What are your settings on LM studio? How do you set vram to auto?
I accidentally tested the difference between running 85% GPU memory and 100% GPU memory for the deepseek-r1:32b on a 4090 because I launched ollama while still having World of Tanks minimized in the background.
Having the model 85% in GPU memory will get me 12.46 token/s, 100% GPU bumps that up to 40.51 token/s. It's a huge difference in user experience.
I run the 7B model in a toaster i3 Sandy Bridge with 8 gb of Ram, no GPU, slow as hell, but it runs. The Chinese did a huge mathematical dark magic, and I'm completely grateful with them.
7B Model runs great on my M1 Pro chip. Perhaps it's harnessing the ML cores on top of the CPU? The new 50 series cards boast a LOT of ML cores, so they should be able outperform the 3090s significantly?
3090 also has 24G, so only 4090 and 5090 are better than 3090
You can't really use 32b on a 3090. It does run, but takes all VRAM and after a few following questions it gets into a thinking loop and times out.
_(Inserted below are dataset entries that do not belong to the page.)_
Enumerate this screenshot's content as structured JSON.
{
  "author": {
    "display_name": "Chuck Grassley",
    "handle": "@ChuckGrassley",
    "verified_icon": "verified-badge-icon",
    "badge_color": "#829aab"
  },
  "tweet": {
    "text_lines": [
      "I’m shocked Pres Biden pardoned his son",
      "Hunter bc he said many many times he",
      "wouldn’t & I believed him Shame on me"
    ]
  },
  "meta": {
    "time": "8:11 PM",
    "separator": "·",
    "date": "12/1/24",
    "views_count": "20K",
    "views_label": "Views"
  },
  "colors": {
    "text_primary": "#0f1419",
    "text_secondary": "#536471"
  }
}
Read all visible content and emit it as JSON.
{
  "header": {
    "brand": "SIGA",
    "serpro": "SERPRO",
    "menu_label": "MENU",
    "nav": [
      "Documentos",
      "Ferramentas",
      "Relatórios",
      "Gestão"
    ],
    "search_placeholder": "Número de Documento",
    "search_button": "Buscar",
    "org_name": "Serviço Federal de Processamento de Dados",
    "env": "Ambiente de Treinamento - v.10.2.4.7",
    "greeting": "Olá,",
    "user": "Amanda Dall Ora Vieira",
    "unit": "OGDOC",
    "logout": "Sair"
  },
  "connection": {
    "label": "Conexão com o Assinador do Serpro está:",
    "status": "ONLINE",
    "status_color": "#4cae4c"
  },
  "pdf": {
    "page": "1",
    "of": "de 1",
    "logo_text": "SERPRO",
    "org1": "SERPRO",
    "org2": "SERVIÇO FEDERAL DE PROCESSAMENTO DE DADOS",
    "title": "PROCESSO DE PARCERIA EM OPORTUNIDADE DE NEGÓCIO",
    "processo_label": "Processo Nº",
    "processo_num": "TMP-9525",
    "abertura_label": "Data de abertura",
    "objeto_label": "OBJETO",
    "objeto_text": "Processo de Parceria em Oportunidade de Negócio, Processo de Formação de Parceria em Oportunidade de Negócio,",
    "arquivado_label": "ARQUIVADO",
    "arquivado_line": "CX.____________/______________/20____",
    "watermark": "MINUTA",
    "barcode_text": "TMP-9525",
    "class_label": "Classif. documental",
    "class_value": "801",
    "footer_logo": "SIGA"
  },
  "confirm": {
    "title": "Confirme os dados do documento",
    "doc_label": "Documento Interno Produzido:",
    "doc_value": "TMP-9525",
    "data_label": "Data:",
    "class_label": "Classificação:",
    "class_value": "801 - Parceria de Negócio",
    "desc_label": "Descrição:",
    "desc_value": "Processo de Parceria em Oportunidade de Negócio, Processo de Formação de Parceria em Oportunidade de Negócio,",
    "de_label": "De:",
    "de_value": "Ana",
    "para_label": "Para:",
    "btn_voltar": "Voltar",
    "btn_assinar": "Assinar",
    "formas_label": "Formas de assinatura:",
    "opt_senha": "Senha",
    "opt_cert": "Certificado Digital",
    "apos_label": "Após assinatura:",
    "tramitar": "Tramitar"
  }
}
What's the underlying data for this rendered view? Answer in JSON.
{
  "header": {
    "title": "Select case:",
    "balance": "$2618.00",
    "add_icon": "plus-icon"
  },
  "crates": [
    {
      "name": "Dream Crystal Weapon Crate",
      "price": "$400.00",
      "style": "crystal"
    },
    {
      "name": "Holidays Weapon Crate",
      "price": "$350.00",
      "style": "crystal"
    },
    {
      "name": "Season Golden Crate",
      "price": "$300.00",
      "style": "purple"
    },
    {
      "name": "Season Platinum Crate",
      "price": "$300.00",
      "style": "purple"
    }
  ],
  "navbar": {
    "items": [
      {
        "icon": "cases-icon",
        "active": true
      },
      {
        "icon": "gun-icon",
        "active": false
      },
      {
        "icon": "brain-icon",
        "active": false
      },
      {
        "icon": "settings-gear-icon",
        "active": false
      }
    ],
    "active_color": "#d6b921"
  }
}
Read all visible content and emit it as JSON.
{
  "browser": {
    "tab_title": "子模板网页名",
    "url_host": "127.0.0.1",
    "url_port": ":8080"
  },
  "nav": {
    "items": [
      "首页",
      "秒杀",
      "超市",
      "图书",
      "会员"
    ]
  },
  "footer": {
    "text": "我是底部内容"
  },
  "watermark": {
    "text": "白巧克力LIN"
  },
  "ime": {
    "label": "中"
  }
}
The only solution is to restart the model... 14b works wonderfully fast and you can do other things at the same time.
That's interesting. I'm able to run it on 3060 12GB and 32GB RAM. It uses all VRAM and all RAM and it's not very fast, but still runs fine.
thanks for your contribution! Very insightful!
What an excellent video!
Thanks this is very helpful
Glad it helped!
Used 3090 costs between €500 and €700 where I live. With that, you can run the r1 distilled 32b qwen model, pick a quant that barely fits in VRAM, at a decent speed. Or you could buy 16 * 3090's to run the whole 671B r1 :D
Q4 :)
The funny part is that it's not worth upgrading to a 4090 for LLM use because the memory bandwidth is barely higher and the huge L2 cache has negligible effect on this kind of workload... it's a much different story for Stable Diffusion where the extra compute grunt can shine.
i asked deepseek what the recommended hardware was for running deepseek locally, and it gave me numbers that were nearly double yours, lol
1. will it run (and use ai accelerator of) amd hx370 ?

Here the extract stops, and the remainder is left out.